SEATTLE - Some Seattle Police officers assigned to patrol the downtown bus tunnel are privately worried that Mayor Mike McGinn's push to get officers to beef up King County deputies is putting their safety at risk.
The mayor offered his officers to King County following the videotaped beating of a teenage girl.
The issue KING 5 News has learned involves the possibility that if there is trouble in the tunnel, officers may not be able to radio for help.
There is a flaw in the radio system - a dead zone where SPD radios cannot hit the repeater towers, a critical step in their transmissions being heard.
King County deputies which until now had exclusive jurisdiction over the transit tunnel use a radio system designed to work underground.
On the other hand, Seattle's police radios were never designed to work in the concrete confines of the tunnel.
In an emergency, the officer could be all alone.
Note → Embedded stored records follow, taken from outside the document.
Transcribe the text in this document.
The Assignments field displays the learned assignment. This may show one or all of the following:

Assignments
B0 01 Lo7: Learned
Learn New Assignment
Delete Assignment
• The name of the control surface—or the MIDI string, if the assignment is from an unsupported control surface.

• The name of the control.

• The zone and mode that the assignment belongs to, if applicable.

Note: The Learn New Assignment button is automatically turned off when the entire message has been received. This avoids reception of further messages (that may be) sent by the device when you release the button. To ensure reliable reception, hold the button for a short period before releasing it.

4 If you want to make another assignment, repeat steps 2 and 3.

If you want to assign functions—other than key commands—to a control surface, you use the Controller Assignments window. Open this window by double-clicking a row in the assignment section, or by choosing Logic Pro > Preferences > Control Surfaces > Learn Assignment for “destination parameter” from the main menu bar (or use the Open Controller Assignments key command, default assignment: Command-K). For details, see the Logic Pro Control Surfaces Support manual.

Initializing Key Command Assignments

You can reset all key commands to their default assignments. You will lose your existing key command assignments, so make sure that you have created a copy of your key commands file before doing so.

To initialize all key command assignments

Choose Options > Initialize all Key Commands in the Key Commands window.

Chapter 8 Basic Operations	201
In the wake of the beating, some commuters are concerned.
"If they can't call for help, what's the point?" asked one rider waiting for the bus with her two children.
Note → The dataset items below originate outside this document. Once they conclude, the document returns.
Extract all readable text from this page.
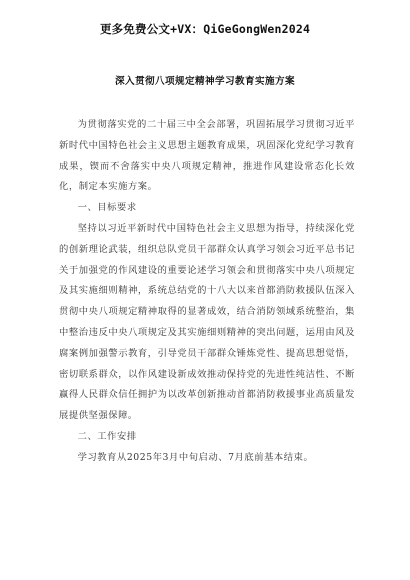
更多免费公文+VX：QiGeGongWen2024
深入贯彻八项规定精神学习教育实施方案

为贯彻落实党的二十届三中全会部署，巩固拓展学习贯彻习近平新时代中国特色社会主义思想主题教育成果，巩固深化党纪学习教育成果，锲而不舍落实中央八项规定精神，推进作风建设常态化长效化，制定本实施方案。

一、目标要求

坚持以习近平新时代中国特色社会主义思想为指导，持续深化党的创新理论武装，组织总队党员干部群众认真学习领会习近平总书记关于加强党的作风建设的重要论述学习领会和贯彻落实中央八项规定及其实施细则精神，系统总结党的十八大以来首都消防救援队伍深入贯彻中央八项规定精神取得的显著成效，结合消防领域系统整治，集中整治违反中央八项规定及其实施细则精神的突出问题，运用由风及腐案例加强警示教育，引导党员干部群众锤炼党性、提高思想觉悟，密切联系群众，以作风建设新成效推动保持党的先进性纯洁性、不断赢得人民群众信任拥护为以改革创新推动首都消防救援事业高质量发展提供坚强保障。

二、工作安排

学习教育从2025年3月中旬启动、7月底前基本结束。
But a department spokesman tells KING 5 News that the highest levels of the department are aware of the situation, that experts ran a communications sweep of the tunnel, and that analysis found a dead spot in the tunnel.
SPD is calling it an "electronic issue" and not just a police radio issue because neither department radios nor civillian cell phones were able to get a signal.
Spokesman Jeff Kappel says the department is "working on it as we speak."